TO REGISTER: Please submit a Course_Authorization_Form signed by your Departmental Advisor to the Macdonald Engineering Building, Room 270.

BIEN 310 Introduction to Biomolecular Engineering (3 credits)
Forward and reverse engineering of biomolecular systems. Principles of biomolecular thermodynamics and kinetics. Structure and function of the main classes of biomolecules including proteins, nucleic acids, and lipids. Biomolecular systems as mechanical, chemical, and electrical systems. Rational design and evolutionary methods for engineering functional proteins, nucleic acids, and gene circuits.  Rational design topics include molecular modeling, positive and negative design paradigms, simulation and optimization of equilibrium and kinetic properties, design of catalysts, sensors, motors, and circuits. Evolutionary design topics include evolutionary mechanisms, fitness landscapes, directed evolution of proteins, metabolic pathways, and gene circuits. Systems biology and synthetic biology.
Instructor Prof. Yu (Brandon) Xia
*Open to students in Mechanical Engineering, Mining and Materials Engineering, Bioresource Engineering, Human Genetics, Physiology and Quantitative Biology.

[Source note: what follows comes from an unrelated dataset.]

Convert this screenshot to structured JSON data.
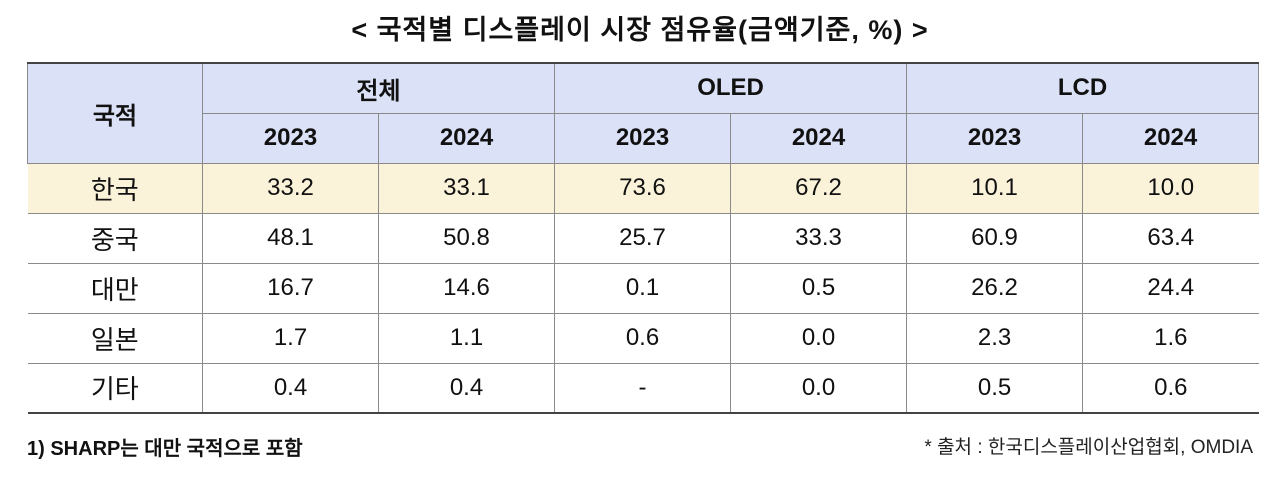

BIEN 320: Molecular, Cellular and Tissue Biomechanics (3 credits)
This course considers the basic mechanics of biological building blocks, focusing on the cytoskeleton, with examples from pathology. At the macromolecular level: weak/variable crosslinking & hydrolysis driven athermal processes. At the cellular/tissue level: cell architecture and function. Modern analytical techniques capable of single-molecule to tissue scale measurements are discussed.
Instructor: Prof. Allen Ehrlicher
*Open to students in Mechanical Engineering, Chemical Engineering, Mining and Materials Engineering, Bioresource Engineering, Human Genetics, Physiology and Quantitative Biology.

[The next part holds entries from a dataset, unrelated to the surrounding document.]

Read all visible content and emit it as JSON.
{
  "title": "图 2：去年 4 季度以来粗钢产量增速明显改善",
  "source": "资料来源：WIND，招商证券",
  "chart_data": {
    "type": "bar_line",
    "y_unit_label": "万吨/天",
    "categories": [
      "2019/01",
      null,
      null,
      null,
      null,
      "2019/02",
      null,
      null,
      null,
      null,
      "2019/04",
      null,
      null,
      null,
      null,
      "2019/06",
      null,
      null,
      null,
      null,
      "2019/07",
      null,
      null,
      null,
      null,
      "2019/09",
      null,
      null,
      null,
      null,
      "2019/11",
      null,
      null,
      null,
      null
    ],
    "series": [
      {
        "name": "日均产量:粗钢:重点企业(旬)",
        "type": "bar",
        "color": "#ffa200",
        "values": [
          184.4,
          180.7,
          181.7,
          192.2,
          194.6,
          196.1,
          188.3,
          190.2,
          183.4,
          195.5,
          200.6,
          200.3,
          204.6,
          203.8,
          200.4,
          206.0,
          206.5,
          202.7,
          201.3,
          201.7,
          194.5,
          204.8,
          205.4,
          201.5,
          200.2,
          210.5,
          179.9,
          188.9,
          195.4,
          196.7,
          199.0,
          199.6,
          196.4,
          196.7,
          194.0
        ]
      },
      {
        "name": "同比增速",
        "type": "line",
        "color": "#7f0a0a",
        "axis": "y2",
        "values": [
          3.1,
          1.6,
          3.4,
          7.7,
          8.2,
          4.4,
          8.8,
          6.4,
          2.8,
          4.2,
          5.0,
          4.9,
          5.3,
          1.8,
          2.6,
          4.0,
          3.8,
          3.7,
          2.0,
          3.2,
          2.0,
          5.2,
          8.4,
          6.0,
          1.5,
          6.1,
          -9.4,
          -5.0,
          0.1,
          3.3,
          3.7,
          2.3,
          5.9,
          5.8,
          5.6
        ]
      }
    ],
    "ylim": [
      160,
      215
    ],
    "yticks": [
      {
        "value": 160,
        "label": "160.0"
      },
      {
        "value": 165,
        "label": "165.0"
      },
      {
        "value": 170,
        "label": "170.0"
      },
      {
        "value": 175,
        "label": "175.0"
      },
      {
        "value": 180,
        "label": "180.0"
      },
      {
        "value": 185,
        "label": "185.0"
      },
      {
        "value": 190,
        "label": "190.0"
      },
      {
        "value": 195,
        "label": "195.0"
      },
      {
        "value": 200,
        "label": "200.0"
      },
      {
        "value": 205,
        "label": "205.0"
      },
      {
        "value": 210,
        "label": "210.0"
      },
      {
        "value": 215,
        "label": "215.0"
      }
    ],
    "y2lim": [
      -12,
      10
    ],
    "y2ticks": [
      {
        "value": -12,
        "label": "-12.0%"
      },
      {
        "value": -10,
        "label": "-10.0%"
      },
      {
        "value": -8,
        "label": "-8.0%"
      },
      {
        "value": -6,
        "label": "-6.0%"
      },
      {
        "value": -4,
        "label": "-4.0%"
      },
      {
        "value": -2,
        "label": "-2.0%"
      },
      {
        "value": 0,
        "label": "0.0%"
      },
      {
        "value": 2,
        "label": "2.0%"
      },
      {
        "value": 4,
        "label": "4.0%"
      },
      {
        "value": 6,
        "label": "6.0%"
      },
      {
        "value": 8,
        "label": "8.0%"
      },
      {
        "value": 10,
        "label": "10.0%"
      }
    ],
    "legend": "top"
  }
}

BIEN 510: Nanoparticles in the Medical Sciences (3 credits)
Introduction to the interdisciplinary field of biomedical uses of nanotechnology. Emphasis on emerging nanotechnologies and biomedical applications including nanomaterials, nanoengineering, nanotechnology-based drug delivery systems, nano-based imaging and diagnostic systems, nanotoxicology, and translating nanomedicine into clinical investigation.
Instructor: Prof. J. Matt Kinsella
*Open to students in Mechanical Engineering, Chemical Engineering, Mining and Materials Engineering, Biomedical Engineering, Bioresource Engineering, Human Genetics, Physiology and Quantitative Biology.

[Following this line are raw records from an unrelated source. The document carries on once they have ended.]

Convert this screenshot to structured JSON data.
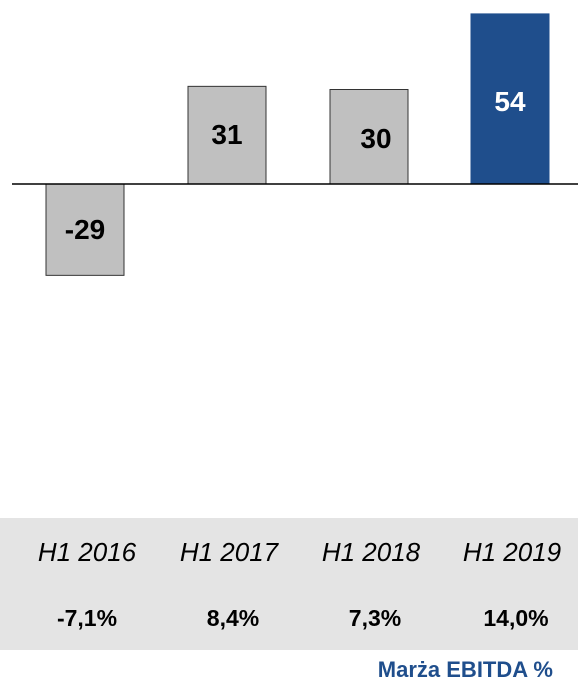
{
  "chart_data": {
    "type": "bar",
    "categories": [
      "H1 2016",
      "H1 2017",
      "H1 2018",
      "H1 2019"
    ],
    "values": [
      -29,
      31,
      30,
      54
    ],
    "data_labels": [
      "-29",
      "31",
      "30",
      "54"
    ],
    "ebitda_margin": [
      "-7,1%",
      "8,4%",
      "7,3%",
      "14,0%"
    ],
    "caption": "Marża EBITDA %",
    "colors": {
      "bar_default": "#c0c0c0",
      "bar_highlight": "#1f4e8c",
      "label_default": "#000000",
      "label_highlight": "#ffffff",
      "caption": "#1f4e8c",
      "band": "#e4e4e4"
    }
  }
}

BIEN 520: High Throughput Bioanalytical Devices (3 credits)
Introduction to the field of high throughput screening (HTS) analytical techniques and devices used for genomics, proteomics and other “omics” approaches, as well as for diagnostics, or for more special cases, e.g., screening for biomaterials. Introduction into the motivation of HTS and its fundamental physico-chemical challenges; techniques used to design, fabricate and operate HTS devices, such as microarrays and new generation DNA screening based on nanotechnology. Specific applications: DNA, protein and diagnostic and cell and tissue arrays.
Instructor: Prof. Dan Nicolau
*Open to students in Mechanical Engineering, Chemical Engineering, Mining and Materials Engineering, Biomedical Engineering, Bioresource Engineering, Human Genetics, Physiology and Quantitative Biology.

BIEN 530: Imaging and Bioanalytical Instrumentation (3 credits)
Microscopy techniques with application to biology and medicine. Practical introduction to optics and microscopy from the standpoint of biomedical research. Discussion of recent literature; hands-on experience. Topics include: optics, contrast techniques, advanced microscopy, and image analysis.
Instructor: Prof. Adam Hendricks
*Open to students in Mechanical Engineering, Mining and Materials Engineering, Biomedical Engineering, Bioresource Engineering, Human Genetics, Physiology and Quantitative Biology.